If you want exactly the MPI-EVA version (which includes a circularised phiX and extended reference mtDNA) the construction is similar to the reference used by the 1000 Genomes Project (compare ftp://ftp-trace.ncbi.nih.gov/1000genomes/ftp/technical/reference/),
with minor changes. It's made as follows :
1 Download individual chrs from ensembl ftp (just like 1000g)
ftp://ftp.ensembl.org/pub/current_fasta/homo_sapiens/dna/
2a Download the newer version of the mitochondrion (NC_012920, just like 1000g)
http://www.ncbi.nlm.nih.gov/nuccore/251831106
2b Copy the first 1000bp of the mitochondrion onto its end.
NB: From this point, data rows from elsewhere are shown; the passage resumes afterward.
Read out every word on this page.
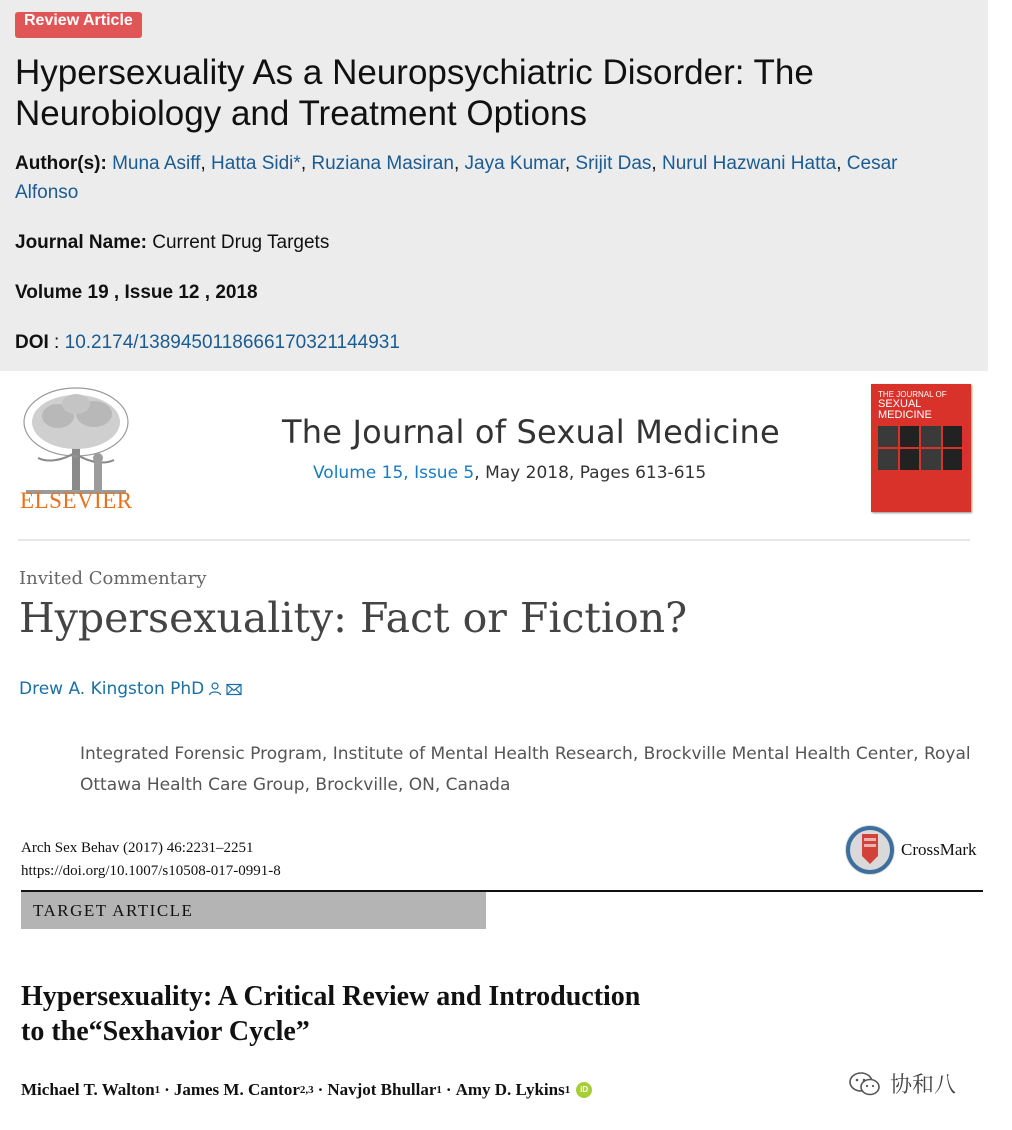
Review Article
Hypersexuality As a Neuropsychiatric Disorder: The Neurobiology and Treatment Options
Author(s): Muna Asiff, Hatta Sidi*, Ruziana Masiran, Jaya Kumar, Srijit Das, Nurul Hazwani Hatta, Cesar Alfonso
Journal Name: Current Drug Targets
Volume 19 , Issue 12 , 2018
DOI : 10.2174/1389450118666170321144931
ELSEVIER
The Journal of Sexual Medicine
Volume 15, Issue 5, May 2018, Pages 613-615
THE JOURNAL OF
SEXUAL
MEDICINE
Invited Commentary
Hypersexuality: Fact or Fiction?
Drew A. Kingston PhD
Integrated Forensic Program, Institute of Mental Health Research, Brockville Mental Health Center, Royal Ottawa Health Care Group, Brockville, ON, Canada
Arch Sex Behav (2017) 46:2231–2251
https://doi.org/10.1007/s10508-017-0991-8
CrossMark
TARGET ARTICLE
Hypersexuality: A Critical Review and Introduction
to the“Sexhavior Cycle”
Michael T. Walton 1 · James M. Cantor 2,3 · Navjot Bhullar 1 · Amy D. Lykins 1	iD	协和八
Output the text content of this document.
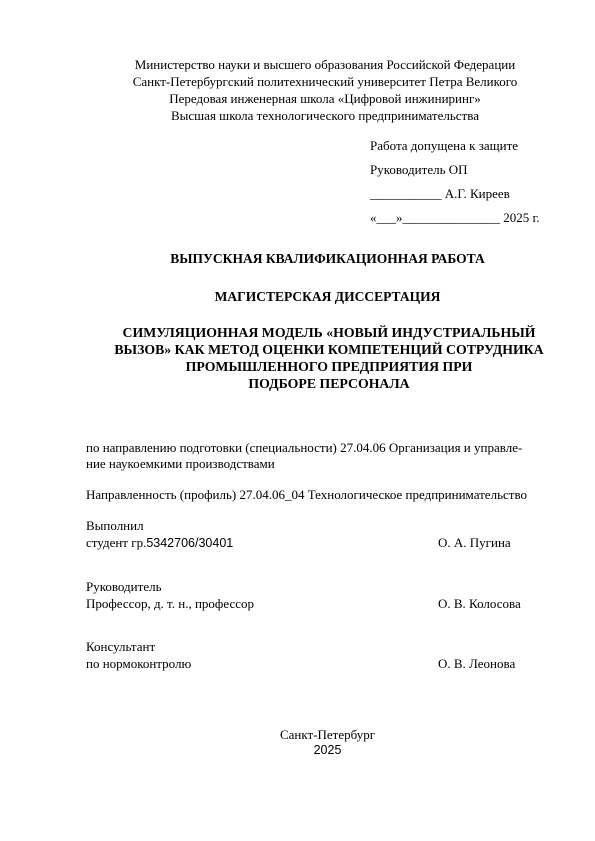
Министерство науки и высшего образования Российской Федерации
Санкт-Петербургский политехнический университет Петра Великого
Передовая инженерная школа «Цифровой инжиниринг»
Высшая школа технологического предпринимательства
Работа допущена к защите
Руководитель ОП
___________ А.Г. Киреев
«___»_______________ 2025 г.
ВЫПУСКНАЯ КВАЛИФИКАЦИОННАЯ РАБОТА
МАГИСТЕРСКАЯ ДИССЕРТАЦИЯ
СИМУЛЯЦИОННАЯ МОДЕЛЬ «НОВЫЙ ИНДУСТРИАЛЬНЫЙ
ВЫЗОВ» КАК МЕТОД ОЦЕНКИ КОМПЕТЕНЦИЙ СОТРУДНИКА
ПРОМЫШЛЕННОГО ПРЕДПРИЯТИЯ ПРИ
ПОДБОРЕ ПЕРСОНАЛА
по направлению подготовки (специальности) 27.04.06 Организация и управле-
ние наукоемкими производствами
Направленность (профиль) 27.04.06_04 Технологическое предпринимательство
Выполнил
студент гр.5342706/30401	О. А. Пугина
Руководитель
Профессор, д. т. н., профессор	О. В. Колосова
Консультант
по нормоконтролю	О. В. Леонова
Санкт-Петербург
2025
The resulting sequence is named "MT".
3 Download the concatenated decoy sequences from 1000 Genomes:
ftp://ftp.1000genomes.ebi.ac.uk/vol1/ftp/technical/reference/phase2_reference_assembly_sequence/hs37d5cs.fa.gz
Also compare their READMEs:
ftp://ftp.1000genomes.ebi.ac.uk/vol1/ftp/technical/reference/phase2_reference_assembly_sequence/README_human_reference_20110707
ftp://ftp.1000genomes.ebi.ac.uk/vol1/ftp/technical/reference/phase2_reference_assembly_sequence/hs37d5.slides.pdf
4 Download the Human herpes virus (NC_007605, aka EBV) from NCBI, just like 1000g. The sequence is then named "NC_007605".
http://www.ncbi.nlm.nih.gov/nuccore/NC_007605
5a Download phiX-174 reference (NC_001422).
http://www.ncbi.nlm.nih.gov/nuccore/NC_001422
5b Copy the first 1000bp of phiX onto its end, name the result "phiX".
6 Create a reference (whole_genome.fa) with chrs 1-22, X, Y, extended
NC_012920 MT, the non-chromosomal supercontigs, the
NC_007605 EBV, the decoy sequences (hs37d5), extended phiX.
The order is chosen to match 1000 Genomes (plus phiX), see their fai file:
ftp://ftp.1000genomes.ebi.ac.uk/vol1/ftp/technical/reference/phase2_reference_assembly_sequence/hs37d5.fa.gz.fai
Note that two sequences (MT, PhiX) are circular and have been extended to
facilate alignment. The correct incantation to wrap these alignments to their
correct length is
bam-rewrap MT:16569 phiX:5386
or
bam-rmdup -z MT:16569 -z phiX:5386
perhaps I am wrong but there is no "the reference with PhiX". When I was at the Max Planck Inst. in Leipzig, we made our own by concatenating the human reference and some decoy sequences. I suggest you contact the center in question that produced the BAM file.
@ Gabriel R,
yes! You are right. The BAM files are from Max Planck Inst. in Leipzig. can you share your ref, please...?
I am no longer there, I will ask my former supervisor, let's see if they can stick it somewhere. in the meantime, here are the accessions for the reference: http://cdna.eva.mpg.de/neandertal/Chagyrskaya/bam/README
@ Gabriel R, Thank you for the special favor... and yes, of course, I have gone through this URL before that you gave: http://cdna.eva.mpg.de/neandertal/Chagyrskaya/bam/README
All the contig names and length information is in accordance with the BAM file that's given in the README except phiX length. For example: In the readme, the accession code for phiX is given: NC_001422.1 length: 5386
but in the downloaded BAM files in the header section:
@SQ SN:phiX LN:6386
with different length. that shows might be different phiX genome is used perhaps. Do you have any idea about that?
You can find the sequence of the phiX genome that Illumina uses at this link.
@genomax
Hi, The illumina genome that you shared has the following info:
From the "genome.dict" file of the illumina phiX genome:
Different than what I mentioned earlier...
edit: if we believe the figure are correct, that's 1000 nt difference (6386-5386)
That is the official Illumina phiX sequence. NCBI's version is also the same length (Illumina's has a few SNP's compared to the NCBI reference). Unless you get clarification from the source of your BAM files it would be difficult to explain the difference you see.